A case in point. In his extensive research on how Catholic secondary schools live out their mission, Brother John discovered that coaches have enormous influence on teenagers — perhaps more than any other persons on the faculty. That’s because of the enormous blocks of time coaches have with students before, during and after practice.

“When they’re just sitting around, that’s when kids talk about their life and what’s going on,” Brother John said. “They rely on their coaches to give them some direction and some sense of where they should go, especially if you have someone who is successful and who you relate to.”

No free passes

Whenever Brother John had to rein in a coach who had crossed the line with abusive language, he called him in immediately.

“You have to sit down with people and say, ‘We are trying to be authentic and transparent and be who we say we are. We’re a Catholic school, and we say we’re a faith community, and the experience of that language is inap­pro­priate,’” Brother John said.

How would a coach react after having been called on the carpet?

“The good coach looks at the ground, shuffles his feet and says, ‘Yes, Brother, I understand,’” Brother John said. “They’re not stupid, but they get carried away, and they’ve lived in a society that permits an awful lot of that stuff.”

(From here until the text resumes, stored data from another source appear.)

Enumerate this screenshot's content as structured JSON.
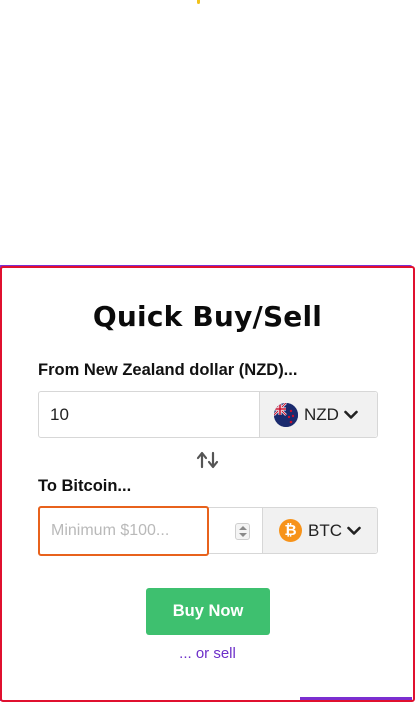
{
  "widget": {
    "title": "Quick Buy/Sell",
    "from": {
      "label": "From New Zealand dollar (NZD)...",
      "amount": "10",
      "currency_code": "NZD",
      "flag_icon": "nz-flag-icon"
    },
    "to": {
      "label": "To Bitcoin...",
      "placeholder": "Minimum $100...",
      "currency_code": "BTC",
      "coin_icon": "bitcoin-icon",
      "coin_symbol": "₿"
    },
    "buy_button": "Buy Now",
    "sell_link": "... or sell"
  },
  "colors": {
    "accent_green": "#3ec06f",
    "border_red": "#e0102f",
    "focus_orange": "#e8621c",
    "link_purple": "#6d2fc9",
    "bitcoin_orange": "#f7931a"
  }
}
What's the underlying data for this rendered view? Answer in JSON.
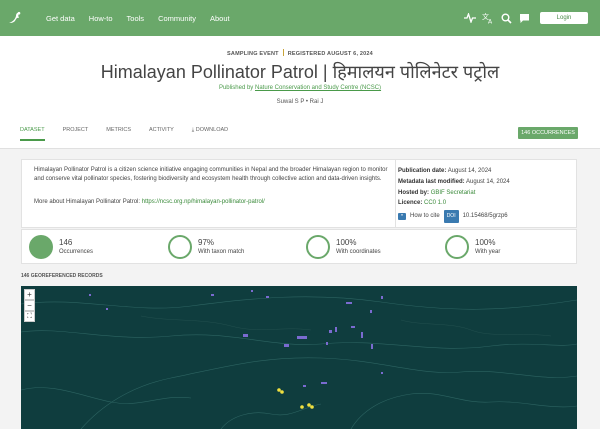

Why shouldn’t Kelly be given a pass because he’s dealing with young adults rather than teenagers?

“Look at Drew Brees with the New Orleans Saints,” Brother John said. “Last year we had a faculty retreat, and we used Drew Brees as the model for the way in which he deals with people. He’s had a great deal of trouble in his life, and he doesn’t mouth off. I think colleges sometimes wrap themselves up in that mantle of, ‘Well, we’re in college and not in high school.’ No, good behavior has to be consistent all the way through, because if the pros can do it, then the high schools and colleges can do it, too.”

It’s too soon to see if Kelly has gotten the message. He issued a cryptic non-apology after the South Florida game, saying, “What I have to recognize is that I’m on TV all the time. (I need to) do a better job of understanding when that camera is on me. It seems like it’s on more than I’m used to. So I’ll have to do a better job of controlling my emotions.”

Not exactly, “mea culpa, mea maxima culpa.” In other words, blame the red light, not my blue tongue.

“It’s terribly embarrassing [for Notre Dame], because part of it is integrity —are you what you say you are?” Brother John said. “He doesn’t have to tone it down. He has to change behavior, and that’s where somebody has to say it’s inappropriate. It’s not acceptable behind closed doors, either, because what you’re teaching your kids then is that you have two faces — your private life and your public life.”

Playing like a champion

A final embarrassing twist. Notre Dame’s Collaboration for Ethical Education offers a “sports as ministry” initiative for youth called “Play Like a Champion Today” (PLC). The fundamental idea is that coaching kids and teens is a “ministry.”

In the spring 2011 newsletter, Clark Power, the program director, wrote a poignant column about getting a phone call from a mother whose son had dropped out of sports “after being belittled for an entire season by a coach, who continuously called into question his manhood.”

“Fortunately, this young man was doing well in therapy and regaining his sense of self-esteem and confidence,” Clark said. “Unfortunately, however, his peers were subjected to similar verbal onslaughts. Who knows how many more children this coach was continuing to hurt?”

At a PLC leadership conference, participants get Rudy-like visits to the Notre Dame locker room, dinner in the press box and even have guest speakers from the school.

As long as Kelly remains recalcitrant and unconvinced that he’s done anything wrong, he shouldn’t hold his breath waiting for an invitation to address the PLC. Anyway, we’ve seen him turn purple before.